SEATTLE -- The Boeing Co. is streamlining its defined benefit plan, which has ballooned to $38 billion with the addition of Rockwell International's and McDonnell Douglas' assets.
Most of the changes will occur in equities and real estate, but Gary Bland, vice president-trust investments, said he's reviewing the entire manager roster.
Boeing has 48 money managers, down from 63 before a consolidation push began 18 months ago.
Cutting the manager stable is necessary because the corporate treasury department operates on essentially the same budget and staff as it did before adding Rockwell's and McDonnell Douglas' pension assets, Mr. Bland said.
Among the changes:
* Boeing is cutting its equity allocation to 60% from 62%.
* Its real estate allocation -- currently 2% of assets -- likely will increase to between 4% and 5%. The fund could hire one or more real estate managers.

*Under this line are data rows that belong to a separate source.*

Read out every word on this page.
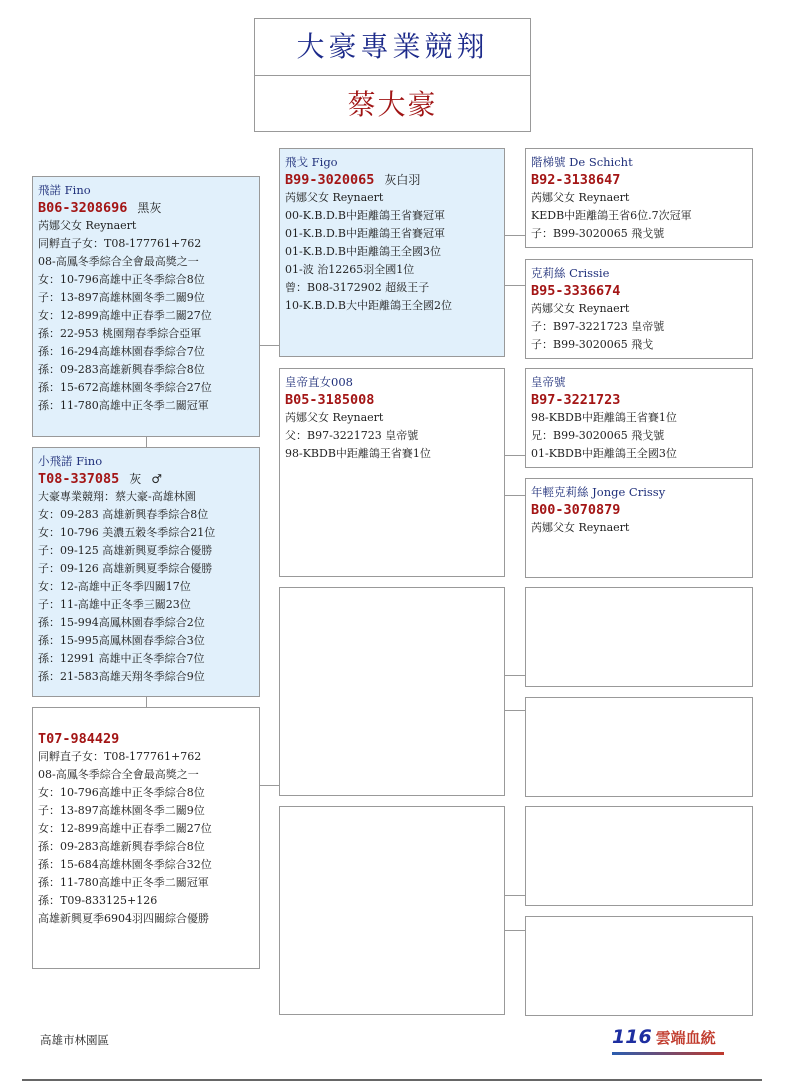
大豪專業競翔
蔡大豪
飛諾 Fino
B06-3208696 黑灰
芮娜父女 Reynaert
同孵直子女：T08-177761+762
08-高鳳冬季綜合全會最高獎之一
女：10-796高雄中正冬季綜合8位
子：13-897高雄林園冬季二關9位
女：12-899高雄中正春季二關27位
孫：22-953 桃園翔春季綜合亞軍
孫：16-294高雄林園春季綜合7位
孫：09-283高雄新興春季綜合8位
孫：15-672高雄林園冬季綜合27位
孫：11-780高雄中正冬季二關冠軍
小飛諾 Fino
T08-337085 灰 ♂
大豪專業競翔：蔡大豪-高雄林園
女：09-283 高雄新興春季綜合8位
女：10-796 美濃五穀冬季綜合21位
子：09-125 高雄新興夏季綜合優勝
子：09-126 高雄新興夏季綜合優勝
女：12-高雄中正冬季四關17位
子：11-高雄中正冬季三關23位
孫：15-994高鳳林園春季綜合2位
孫：15-995高鳳林園春季綜合3位
孫：12991 高雄中正冬季綜合7位
孫：21-583高雄天翔冬季綜合9位
T07-984429
同孵直子女：T08-177761+762
08-高鳳冬季綜合全會最高獎之一
女：10-796高雄中正冬季綜合8位
子：13-897高雄林園冬季二關9位
女：12-899高雄中正春季二關27位
孫：09-283高雄新興春季綜合8位
孫：15-684高雄林園冬季綜合32位
孫：11-780高雄中正冬季二關冠軍
孫：T09-833125+126
高雄新興夏季6904羽四關綜合優勝
飛戈 Figo
B99-3020065 灰白羽
芮娜父女 Reynaert
00-K.B.D.B中距離鴿王省賽冠軍
01-K.B.D.B中距離鴿王省賽冠軍
01-K.B.D.B中距離鴿王全國3位
01-波 治12265羽全國1位
曾：B08-3172902 超級王子
10-K.B.D.B大中距離鴿王全國2位
皇帝直女008
B05-3185008
芮娜父女 Reynaert
父：B97-3221723 皇帝號
98-KBDB中距離鴿王省賽1位
階梯號 De Schicht
B92-3138647
芮娜父女 Reynaert
KEDB中距離鴿王省6位.7次冠軍
子：B99-3020065 飛戈號
克莉絲 Crissie
B95-3336674
芮娜父女 Reynaert
子：B97-3221723 皇帝號
子：B99-3020065 飛戈
皇帝號
B97-3221723
98-KBDB中距離鴿王省賽1位
兄：B99-3020065 飛戈號
01-KBDB中距離鴿王全國3位
年輕克莉絲 Jonge Crissy
B00-3070879
芮娜父女 Reynaert
高雄市林園區	116 雲端血統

* Mr. Bland will be looking at domestic small-cap and value equities. That's because most of Boeing's active U.S. equity assets are in large-capitalization growth stocks.
* Indexed equity assets, now around 35% of U.S. equities, will range from 35% to 50%.
* Boeing could use more money managers with whom it has an "asset allocation/strategy relationship," Mr. Bland said. That involves giving money managers multiple assignments in multiple asset classes.
Minority and emerging managers, which the company sees as a valuable resource, may be part of the reorganization.
Boeing Chairman and Chief Executive Officer Phil Condit and Mr. Bland recently spoke at the Rev. Jesse Jackson's Rainbow Push LaSalle Street Project conference in Chicago about their commitment to diversity.
Boeing is committed to helping smaller firms without the experience in marketing to plan sponsors. The idea of being an important account to a smaller firm is an added bonus to Boeing pension executives.
Lack of the generally required five-year track record is not an issue for Mr. Bland. "What does what you did five years ago have to do with today?" he asked.
Two minority-owned money managers and a brokerage firm were recently hired, bringing the total of minority money managers to seven. Pugh Capital Management Inc., Seattle, and MDL Capital Management Inc., Pittsburgh, each was hired to run $200 million in broad-spectrum fixed-income portfolios.
At the same time, Boeing increased Philadelphia-based Tiffany Capital Advisors Inc.'s domestic equity growth portfolio by $95 million to a total of $300 million.
All three firms are owned by African Americans.
Eaten by baby ducks
New York-based Magna Securities Corp., also a minority-owned firm, was hired for commission recapture and to help lower transaction costs while the equity portfolio was reconstructed.
"It's like being nibbled to death by baby ducks," Mr. Bland said of transaction costs.
Boeing's current asset allocation is 53% U.S. equity; 9% international equity; 5% private equity; 29% domestic fixed income; 2% international bonds; and 2% real estate. The fund manages $1 billion to $1.5 billion in domestic bonds in-house.
Boeing's current domestic equity managers are: Alliance Capital LP; American Express Asset Management; Beekman Capital Management Ltd.; Cambiar Investors Inc.; Capital Guardian Trust Co.; Capital Management Associates Inc.; CIGNA Investments Inc.; Davis Skaggs Investment Management; Dimensional Fund Advisors Inc.; Fayez Sarofim & Co; Hathaway Associates; Hotchkis and Wiley; INVESCO; J.P. Morgan Investment Management Inc.; MacKay-Shields Financial; Mellon Capital Management; Oppenheimer Capital; Dresdner RCM Global Investors; Robert E. Torray & Co.; Bankers Trust Co.; Siphron Capital Management; SitInvestment Associates; Standish, Ayer & Wood Inc.; Tiffany Capital; and Waite & Associates.
Its non-U.S. equity managers are: American Express; Capital Guardian; Hotchkis and Wiley; Bankers Trust Co.; Commercial Union Investment Management Corp.; Putnam Investments Inc.; and Simms Capital Management Inc.
Boeing's U.S. bond managers are: Aetna Inc.; BlackRock Inc.; Boatmen's Capital Management Inc.; Capital Guardian Trust Co.; Chinook Capital Management; Goldman Sachs Asset Management; McKee Investment Management Co.; MDL; Miller Anderson & Sherrerd; Pacific Investment Management Co.; Pugh; Dresdner RCM Global Investors; Standish, Ayer & Wood; and Sirach Capital Management Inc.
Non-U.S. bond managers are: Capital International; Deutsche Bank Capital Management; Julius Baer Investment Management Inc.; and Payden & Rygel Investment Counsel.
The fund also has a number of limited partnerships that invest in private equity and real estate.